We are 15 minutes into a round-table chat with Jackie Tyrrell when a valid question is posed.
‘Do you think any player will ever reach 11 All-Ireland winners’ medals?’
Tyrrell certainly kept good company. He was great company himself.
“I think Richie [Hogan] and TJ [Reid] definitely do. What do they have, seven or eight. Seven, okay… they could. I wouldn’t rule it out.”
Tyrrell was hoping to end on 10 himself, and join the great Henry Shefflin, but Tipperary got in the way. Now retired, the no-nonsense defender has time to reflect on a pretty decent inter-county career.
Tyrrell’s proudest moment in the black and amber arrived, he says, when Tipperary were staved off over two frantically contested game. The Cats were one Hawk Eye decision away from losing the final but clamped down on Tipp’s attackers in the replay to win by three points.
“The replay against Tipperary was an amazing, amazing, amazing day,” says Tyrrell.
“That was definitely my best 70 minutes in a Kilkenny jersey. As backs we hadn’t had the best day in the previous game.
“I marked ‘Bubbles’ O’Dwyer that day and after 45 seconds I blocked him down in the middle of the field and Paul Murphy came up and blocked Lar Corbett. That was the tempo for the day and we brought it for 70 minutes.
“It was just a hugely satisfying day for us.”
If the James Stephens’ man looks back on 2014 with fondness, he does so with mixed emotions when he considers another All-Ireland final victory in 2009.
Tipperary were the familiar foes and Tyrrell laid in a massive hit to the solar plexus of 21-year-old Premier forward Seamus Callanan after only three minutes. As markers go, this was a big one.
Tyrrell, who scored a point in Kilkenny’s 2-22 to 0-23 victory, says he honestly did not go into the game thinking of laying one on Callanan.

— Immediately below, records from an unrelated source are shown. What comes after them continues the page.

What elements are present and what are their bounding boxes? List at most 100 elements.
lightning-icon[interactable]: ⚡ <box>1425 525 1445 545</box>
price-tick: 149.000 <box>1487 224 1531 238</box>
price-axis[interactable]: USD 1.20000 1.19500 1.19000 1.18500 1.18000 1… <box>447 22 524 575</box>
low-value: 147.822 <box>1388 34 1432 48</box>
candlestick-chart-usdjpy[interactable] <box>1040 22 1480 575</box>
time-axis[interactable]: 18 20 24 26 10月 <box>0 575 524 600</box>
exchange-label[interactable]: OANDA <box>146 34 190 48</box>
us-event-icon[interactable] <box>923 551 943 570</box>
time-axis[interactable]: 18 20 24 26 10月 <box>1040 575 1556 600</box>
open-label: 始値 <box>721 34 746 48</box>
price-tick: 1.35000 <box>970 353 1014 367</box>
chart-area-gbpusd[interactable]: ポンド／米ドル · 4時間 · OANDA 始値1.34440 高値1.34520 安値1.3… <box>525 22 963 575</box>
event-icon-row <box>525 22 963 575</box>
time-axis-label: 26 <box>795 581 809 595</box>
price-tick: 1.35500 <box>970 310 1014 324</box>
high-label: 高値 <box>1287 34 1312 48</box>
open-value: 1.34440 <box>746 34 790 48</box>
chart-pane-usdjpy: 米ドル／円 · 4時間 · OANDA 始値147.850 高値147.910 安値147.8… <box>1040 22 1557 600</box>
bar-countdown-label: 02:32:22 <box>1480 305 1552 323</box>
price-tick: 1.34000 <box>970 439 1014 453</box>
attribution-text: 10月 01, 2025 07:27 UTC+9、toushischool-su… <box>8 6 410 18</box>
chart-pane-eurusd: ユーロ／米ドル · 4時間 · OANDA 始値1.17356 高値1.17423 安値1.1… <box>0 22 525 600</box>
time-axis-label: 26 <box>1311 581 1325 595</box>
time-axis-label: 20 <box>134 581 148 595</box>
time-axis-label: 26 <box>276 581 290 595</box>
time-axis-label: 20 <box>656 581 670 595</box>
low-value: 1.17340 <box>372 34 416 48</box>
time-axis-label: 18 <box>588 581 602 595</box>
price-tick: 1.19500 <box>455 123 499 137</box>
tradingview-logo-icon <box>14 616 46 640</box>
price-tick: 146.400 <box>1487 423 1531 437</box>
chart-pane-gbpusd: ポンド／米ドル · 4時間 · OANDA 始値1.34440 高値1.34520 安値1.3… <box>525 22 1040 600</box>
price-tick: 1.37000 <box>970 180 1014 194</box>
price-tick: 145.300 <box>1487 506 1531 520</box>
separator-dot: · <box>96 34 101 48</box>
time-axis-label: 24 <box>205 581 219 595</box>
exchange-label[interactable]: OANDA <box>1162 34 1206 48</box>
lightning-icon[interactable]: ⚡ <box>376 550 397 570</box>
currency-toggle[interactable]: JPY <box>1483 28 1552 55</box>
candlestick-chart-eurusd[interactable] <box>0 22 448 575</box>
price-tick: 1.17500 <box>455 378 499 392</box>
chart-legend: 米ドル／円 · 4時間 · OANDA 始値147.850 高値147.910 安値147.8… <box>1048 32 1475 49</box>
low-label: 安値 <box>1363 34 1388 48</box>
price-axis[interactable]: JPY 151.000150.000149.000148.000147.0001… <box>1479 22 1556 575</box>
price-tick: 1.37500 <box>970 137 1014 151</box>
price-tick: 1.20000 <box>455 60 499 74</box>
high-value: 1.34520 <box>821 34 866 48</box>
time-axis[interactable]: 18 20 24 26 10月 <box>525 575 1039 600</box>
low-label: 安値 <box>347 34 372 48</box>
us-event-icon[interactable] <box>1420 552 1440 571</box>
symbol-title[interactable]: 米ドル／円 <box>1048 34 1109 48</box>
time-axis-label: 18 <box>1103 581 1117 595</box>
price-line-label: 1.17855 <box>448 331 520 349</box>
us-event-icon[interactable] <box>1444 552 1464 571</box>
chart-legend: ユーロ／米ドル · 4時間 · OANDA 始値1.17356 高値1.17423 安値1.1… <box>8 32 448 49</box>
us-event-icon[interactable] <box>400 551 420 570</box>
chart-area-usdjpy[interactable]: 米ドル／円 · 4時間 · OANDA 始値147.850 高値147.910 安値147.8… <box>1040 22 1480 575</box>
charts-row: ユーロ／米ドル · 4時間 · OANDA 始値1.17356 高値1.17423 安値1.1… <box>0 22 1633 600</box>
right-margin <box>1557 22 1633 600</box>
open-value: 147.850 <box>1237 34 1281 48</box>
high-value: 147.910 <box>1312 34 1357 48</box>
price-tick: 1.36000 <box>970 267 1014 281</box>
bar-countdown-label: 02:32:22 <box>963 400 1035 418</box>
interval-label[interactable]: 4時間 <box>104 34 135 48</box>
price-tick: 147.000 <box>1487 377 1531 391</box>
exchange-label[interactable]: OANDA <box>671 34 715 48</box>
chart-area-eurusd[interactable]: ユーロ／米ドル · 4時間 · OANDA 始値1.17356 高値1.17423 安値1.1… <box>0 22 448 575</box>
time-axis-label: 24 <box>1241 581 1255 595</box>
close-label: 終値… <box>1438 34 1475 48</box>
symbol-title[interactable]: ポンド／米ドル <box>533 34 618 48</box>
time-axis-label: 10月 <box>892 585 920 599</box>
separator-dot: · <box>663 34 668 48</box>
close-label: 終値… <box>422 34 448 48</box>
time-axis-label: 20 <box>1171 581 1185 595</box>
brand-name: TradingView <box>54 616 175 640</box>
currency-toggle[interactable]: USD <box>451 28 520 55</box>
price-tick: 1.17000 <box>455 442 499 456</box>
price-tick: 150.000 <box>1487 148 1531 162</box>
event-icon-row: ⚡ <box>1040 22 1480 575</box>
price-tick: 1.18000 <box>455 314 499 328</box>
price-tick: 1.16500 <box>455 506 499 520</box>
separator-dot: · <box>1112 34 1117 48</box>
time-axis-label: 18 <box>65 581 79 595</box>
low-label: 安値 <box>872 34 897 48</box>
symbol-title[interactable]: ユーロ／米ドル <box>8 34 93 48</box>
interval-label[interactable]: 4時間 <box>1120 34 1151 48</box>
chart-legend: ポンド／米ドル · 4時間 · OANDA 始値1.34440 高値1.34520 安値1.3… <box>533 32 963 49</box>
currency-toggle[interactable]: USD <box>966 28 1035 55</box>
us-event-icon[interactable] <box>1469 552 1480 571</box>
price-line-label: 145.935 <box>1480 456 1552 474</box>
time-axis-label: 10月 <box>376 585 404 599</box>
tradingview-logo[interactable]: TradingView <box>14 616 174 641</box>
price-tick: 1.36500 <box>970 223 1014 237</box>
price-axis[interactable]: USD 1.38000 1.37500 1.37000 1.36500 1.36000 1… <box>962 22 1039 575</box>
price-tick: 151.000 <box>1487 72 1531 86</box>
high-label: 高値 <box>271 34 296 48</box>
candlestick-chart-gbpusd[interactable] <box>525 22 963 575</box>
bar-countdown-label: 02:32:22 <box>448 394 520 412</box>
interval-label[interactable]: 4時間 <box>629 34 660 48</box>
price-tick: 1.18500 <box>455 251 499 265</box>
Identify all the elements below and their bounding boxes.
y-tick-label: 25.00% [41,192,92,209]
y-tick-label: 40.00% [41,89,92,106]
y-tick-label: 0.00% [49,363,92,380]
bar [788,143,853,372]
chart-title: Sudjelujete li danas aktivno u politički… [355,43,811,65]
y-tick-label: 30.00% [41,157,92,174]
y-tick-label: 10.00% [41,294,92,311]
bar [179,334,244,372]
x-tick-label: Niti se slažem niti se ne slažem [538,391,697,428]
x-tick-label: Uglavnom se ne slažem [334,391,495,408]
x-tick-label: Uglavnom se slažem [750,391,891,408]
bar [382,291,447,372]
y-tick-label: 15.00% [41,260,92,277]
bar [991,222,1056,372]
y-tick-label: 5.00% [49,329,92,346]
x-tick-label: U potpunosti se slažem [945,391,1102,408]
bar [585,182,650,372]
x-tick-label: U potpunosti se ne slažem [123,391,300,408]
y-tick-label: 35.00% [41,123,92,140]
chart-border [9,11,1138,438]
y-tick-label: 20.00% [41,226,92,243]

He continues:
“So many people say to me, ‘Oh you sorted Callanan out’. I’m still a bit embarrassed by that. It doesn’t sit well with me.
“It’s not a regret but I would have rathered not to have done it. I wasn’t going out thinking ‘I’m going to sort this lad out’. It just happened; it was a free and a yellow card. It could have probably been a red card.
“It wasn’t intentional and I don’t really like to talk about it when people come up and talk to me. It’s definitely not in my top 10 moments. I like to think I’m a physical player but I probably stepped over the line a bit that day.”
Callanan was restricted to 0-3 that day but he has continued to take the hits and come back for more. The forward scored 0-13 in September’s Al-Ireland final as Tyrrell, an unused sub, was forced to look on from the bench.
As we know, though, there’s no such thing as a last laugh in the storied Kilkenny/Tipperary rivalry.
There’s only next year. Always next year.